In several countries there are currently ideas to track the spread of HCoV-19 by use of mobile location data. A good knowledge of the virus' spread throughout communities and countries will certainly be a huge benefit to everyone, as it provides data that allows fast and decisive, but ultimately localized, action. However, gathering health and location data is a huge invasion of privacy and we should not be too keen about simply handing this information to the government or any third-party app.
Here is a rough idea that I think could allow to track infections in a way that respects privacy and (in parts) anonymity.
- When Alice and Bob meet, they exchange IDs and keys. They also save the date of their encounter.
- Alice and Bob publish their health status as ciphertext (using the ID and keys from earlier) on a centralized server.
- When Alice falls ill and is tested positively she updates her status.
- Bob regularly checks the list for updates under Alice's ID, he can decipher Alice's status and will be warned that he was in contact with Alice during a time she was not showing symptoms, but might have been infectious. He can now choose to self-isolate or implement stronger social distancing measures in order to reduce the number of people he infects.
- At the same time Charlie does not have access to Alice's or Bob's health status, nor should he be able to guess from the ID who the person is.
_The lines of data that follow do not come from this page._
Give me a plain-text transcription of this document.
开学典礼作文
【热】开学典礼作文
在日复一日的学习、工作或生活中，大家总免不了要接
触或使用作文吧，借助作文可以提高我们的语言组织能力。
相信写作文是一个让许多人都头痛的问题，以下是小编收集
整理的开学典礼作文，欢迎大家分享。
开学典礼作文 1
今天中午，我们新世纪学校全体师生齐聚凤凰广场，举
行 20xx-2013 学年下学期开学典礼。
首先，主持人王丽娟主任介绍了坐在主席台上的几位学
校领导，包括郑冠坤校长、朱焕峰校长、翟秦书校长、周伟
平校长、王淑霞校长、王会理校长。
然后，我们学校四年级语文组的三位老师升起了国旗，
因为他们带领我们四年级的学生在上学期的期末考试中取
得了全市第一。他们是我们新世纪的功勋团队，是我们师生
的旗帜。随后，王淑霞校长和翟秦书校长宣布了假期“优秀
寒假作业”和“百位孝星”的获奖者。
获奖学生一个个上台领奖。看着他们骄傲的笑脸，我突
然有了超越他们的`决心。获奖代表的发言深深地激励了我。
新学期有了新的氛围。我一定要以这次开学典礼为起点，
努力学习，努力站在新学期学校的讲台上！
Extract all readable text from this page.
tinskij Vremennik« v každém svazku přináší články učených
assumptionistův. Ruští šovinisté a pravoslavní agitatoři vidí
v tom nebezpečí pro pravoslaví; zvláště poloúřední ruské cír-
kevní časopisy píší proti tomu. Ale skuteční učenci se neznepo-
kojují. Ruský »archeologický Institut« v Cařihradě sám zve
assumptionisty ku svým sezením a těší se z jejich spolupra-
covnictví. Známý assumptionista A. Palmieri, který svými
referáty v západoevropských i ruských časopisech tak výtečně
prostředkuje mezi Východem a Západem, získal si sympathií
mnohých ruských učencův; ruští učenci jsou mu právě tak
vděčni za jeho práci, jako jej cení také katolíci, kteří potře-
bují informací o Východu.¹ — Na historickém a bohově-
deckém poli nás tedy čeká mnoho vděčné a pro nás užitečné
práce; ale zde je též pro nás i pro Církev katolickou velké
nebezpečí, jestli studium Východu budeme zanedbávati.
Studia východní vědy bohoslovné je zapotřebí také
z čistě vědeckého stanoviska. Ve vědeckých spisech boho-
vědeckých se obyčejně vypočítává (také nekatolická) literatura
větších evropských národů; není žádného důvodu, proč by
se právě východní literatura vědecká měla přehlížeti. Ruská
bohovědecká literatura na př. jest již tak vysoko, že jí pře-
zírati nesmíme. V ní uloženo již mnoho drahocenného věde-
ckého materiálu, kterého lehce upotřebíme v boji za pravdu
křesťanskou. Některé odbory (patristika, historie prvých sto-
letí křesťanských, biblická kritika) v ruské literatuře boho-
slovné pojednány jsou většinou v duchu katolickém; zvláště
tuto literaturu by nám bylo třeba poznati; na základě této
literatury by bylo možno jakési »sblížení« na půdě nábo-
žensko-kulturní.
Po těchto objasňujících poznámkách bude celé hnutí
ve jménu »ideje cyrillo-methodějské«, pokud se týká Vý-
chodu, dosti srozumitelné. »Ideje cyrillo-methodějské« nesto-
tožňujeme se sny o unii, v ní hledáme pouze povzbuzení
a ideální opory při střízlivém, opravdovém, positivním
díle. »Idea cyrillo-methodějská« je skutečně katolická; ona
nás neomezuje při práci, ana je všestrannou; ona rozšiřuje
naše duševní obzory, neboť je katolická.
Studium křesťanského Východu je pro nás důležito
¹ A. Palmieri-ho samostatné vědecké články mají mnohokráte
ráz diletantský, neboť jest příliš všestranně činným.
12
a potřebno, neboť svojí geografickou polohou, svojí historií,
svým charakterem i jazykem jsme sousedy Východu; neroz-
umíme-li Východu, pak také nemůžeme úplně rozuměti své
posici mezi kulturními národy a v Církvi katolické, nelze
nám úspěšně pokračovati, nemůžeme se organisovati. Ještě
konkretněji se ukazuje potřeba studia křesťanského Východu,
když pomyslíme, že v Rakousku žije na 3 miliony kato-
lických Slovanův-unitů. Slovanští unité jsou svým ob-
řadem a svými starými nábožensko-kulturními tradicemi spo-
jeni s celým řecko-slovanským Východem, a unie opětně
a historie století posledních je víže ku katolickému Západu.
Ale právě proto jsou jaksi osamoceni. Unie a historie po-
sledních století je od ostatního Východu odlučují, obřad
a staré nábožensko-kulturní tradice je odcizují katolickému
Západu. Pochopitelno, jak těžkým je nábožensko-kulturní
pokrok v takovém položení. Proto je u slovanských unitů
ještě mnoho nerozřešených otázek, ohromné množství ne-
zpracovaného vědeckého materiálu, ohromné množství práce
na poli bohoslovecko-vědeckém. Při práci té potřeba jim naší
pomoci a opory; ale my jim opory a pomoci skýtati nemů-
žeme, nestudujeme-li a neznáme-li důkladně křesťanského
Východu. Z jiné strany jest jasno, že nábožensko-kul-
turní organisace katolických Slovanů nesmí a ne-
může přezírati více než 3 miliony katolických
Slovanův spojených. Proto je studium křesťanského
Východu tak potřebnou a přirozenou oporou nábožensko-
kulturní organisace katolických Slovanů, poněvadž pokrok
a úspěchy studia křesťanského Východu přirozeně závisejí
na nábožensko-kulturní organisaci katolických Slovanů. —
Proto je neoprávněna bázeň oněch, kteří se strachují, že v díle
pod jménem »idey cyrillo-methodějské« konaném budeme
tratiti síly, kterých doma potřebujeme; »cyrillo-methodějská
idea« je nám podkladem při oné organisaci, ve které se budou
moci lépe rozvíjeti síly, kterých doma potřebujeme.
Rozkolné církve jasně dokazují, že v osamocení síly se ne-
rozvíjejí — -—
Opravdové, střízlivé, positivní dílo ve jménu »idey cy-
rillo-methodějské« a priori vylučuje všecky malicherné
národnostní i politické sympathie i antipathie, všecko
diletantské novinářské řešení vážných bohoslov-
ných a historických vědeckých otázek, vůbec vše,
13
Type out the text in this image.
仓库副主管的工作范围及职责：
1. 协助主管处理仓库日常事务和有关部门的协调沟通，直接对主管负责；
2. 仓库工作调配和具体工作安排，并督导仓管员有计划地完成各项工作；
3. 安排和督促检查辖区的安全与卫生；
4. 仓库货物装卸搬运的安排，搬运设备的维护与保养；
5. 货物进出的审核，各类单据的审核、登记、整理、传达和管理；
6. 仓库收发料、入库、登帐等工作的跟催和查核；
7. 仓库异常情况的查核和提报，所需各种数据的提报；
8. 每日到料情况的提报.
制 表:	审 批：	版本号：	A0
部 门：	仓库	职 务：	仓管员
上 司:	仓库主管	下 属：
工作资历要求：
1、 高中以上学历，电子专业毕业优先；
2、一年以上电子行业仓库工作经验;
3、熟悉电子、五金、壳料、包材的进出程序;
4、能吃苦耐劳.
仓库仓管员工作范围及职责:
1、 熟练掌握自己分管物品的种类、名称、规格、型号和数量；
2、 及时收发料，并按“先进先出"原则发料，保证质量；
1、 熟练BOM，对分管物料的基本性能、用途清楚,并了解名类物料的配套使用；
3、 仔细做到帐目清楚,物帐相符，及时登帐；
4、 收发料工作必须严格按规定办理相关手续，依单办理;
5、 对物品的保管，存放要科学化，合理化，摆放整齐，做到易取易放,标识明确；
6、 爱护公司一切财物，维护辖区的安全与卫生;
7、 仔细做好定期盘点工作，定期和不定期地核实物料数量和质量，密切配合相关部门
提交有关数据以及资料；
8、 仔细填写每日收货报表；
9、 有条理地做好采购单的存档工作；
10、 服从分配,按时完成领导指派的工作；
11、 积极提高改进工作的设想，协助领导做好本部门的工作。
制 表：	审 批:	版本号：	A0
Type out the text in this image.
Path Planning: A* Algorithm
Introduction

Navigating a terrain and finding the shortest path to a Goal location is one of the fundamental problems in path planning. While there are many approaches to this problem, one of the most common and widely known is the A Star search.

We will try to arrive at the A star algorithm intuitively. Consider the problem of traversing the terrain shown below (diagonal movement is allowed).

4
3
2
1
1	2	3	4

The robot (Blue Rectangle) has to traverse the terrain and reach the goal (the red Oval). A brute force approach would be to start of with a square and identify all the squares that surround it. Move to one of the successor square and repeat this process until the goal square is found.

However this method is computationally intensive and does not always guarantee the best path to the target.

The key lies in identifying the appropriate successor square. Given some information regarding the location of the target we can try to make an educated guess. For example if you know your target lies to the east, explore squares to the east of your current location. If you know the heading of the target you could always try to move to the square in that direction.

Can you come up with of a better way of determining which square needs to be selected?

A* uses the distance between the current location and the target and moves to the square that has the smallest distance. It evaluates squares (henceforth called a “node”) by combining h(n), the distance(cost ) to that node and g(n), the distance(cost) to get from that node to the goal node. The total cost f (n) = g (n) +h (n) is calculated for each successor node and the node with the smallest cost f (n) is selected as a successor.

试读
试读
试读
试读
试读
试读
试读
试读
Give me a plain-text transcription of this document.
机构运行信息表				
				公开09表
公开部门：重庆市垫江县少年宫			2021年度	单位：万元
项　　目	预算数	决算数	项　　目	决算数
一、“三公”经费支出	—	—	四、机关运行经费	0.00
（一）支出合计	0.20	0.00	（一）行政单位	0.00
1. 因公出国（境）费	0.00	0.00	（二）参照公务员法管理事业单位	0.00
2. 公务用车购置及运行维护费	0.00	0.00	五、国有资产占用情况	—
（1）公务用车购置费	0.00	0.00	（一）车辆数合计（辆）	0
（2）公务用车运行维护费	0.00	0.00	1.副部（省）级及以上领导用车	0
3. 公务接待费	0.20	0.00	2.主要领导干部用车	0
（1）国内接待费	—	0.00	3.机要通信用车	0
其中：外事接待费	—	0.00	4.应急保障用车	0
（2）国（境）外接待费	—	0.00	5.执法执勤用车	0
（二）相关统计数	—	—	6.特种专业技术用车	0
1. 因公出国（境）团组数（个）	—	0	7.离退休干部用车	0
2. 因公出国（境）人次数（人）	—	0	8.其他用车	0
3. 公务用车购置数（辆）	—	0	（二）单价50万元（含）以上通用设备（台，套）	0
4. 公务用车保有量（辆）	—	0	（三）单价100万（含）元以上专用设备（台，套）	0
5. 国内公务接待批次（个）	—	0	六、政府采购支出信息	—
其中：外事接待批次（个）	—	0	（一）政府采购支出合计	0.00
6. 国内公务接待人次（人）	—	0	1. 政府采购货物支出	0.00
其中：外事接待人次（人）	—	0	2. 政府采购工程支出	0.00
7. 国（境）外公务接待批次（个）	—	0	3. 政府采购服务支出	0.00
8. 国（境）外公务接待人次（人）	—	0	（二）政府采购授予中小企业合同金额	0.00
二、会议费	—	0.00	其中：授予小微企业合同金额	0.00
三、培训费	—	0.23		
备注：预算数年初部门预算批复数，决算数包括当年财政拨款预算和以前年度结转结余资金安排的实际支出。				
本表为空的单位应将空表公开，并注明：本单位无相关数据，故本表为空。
This procedure can certainly be generalized/modified in several ways. One could, e.g., also associate an ID to meetings, gyms, grocery stores such that it's not necessary to exchange IDs and keys for every person. They would be assigned a virtual health status, depending on wether one of the attendees might have been infectous.
Another idea: instead of only publishing "healthy/ill", one could publish one's degree of seperation to the next ill person (so a value of 2 would mean that one of my friends was in contact with someone who has been tested positive and whom I met subsequently at a time when he might have been infectious but has not yet shown symptoms. This will then signal to me that I should skip large meetings and reduce contact to at-risk persons in the next 2 weeks)
My questions are:
- Are there glaring privacy and anonymity flaws in the procedure outlined above?
- Is there a way to further anonymize everything? Eg. such that Bob can't reveal Alice's ID to Charlie. Or such that checking the published list only reveals that one of my recent contacts has been tested positive, but it's not possible to deduce which one.
- Is there a protocol that already implements the cryptographic requirements of this procedure? I imagine standard end-to-end encryption will not scale well. Also, since Alice would need to encrypt and publish her status once for every person she had contact to in the last few weeks, it might be possible to reverse-engineer parts of the social graph, which might compromise anonymity.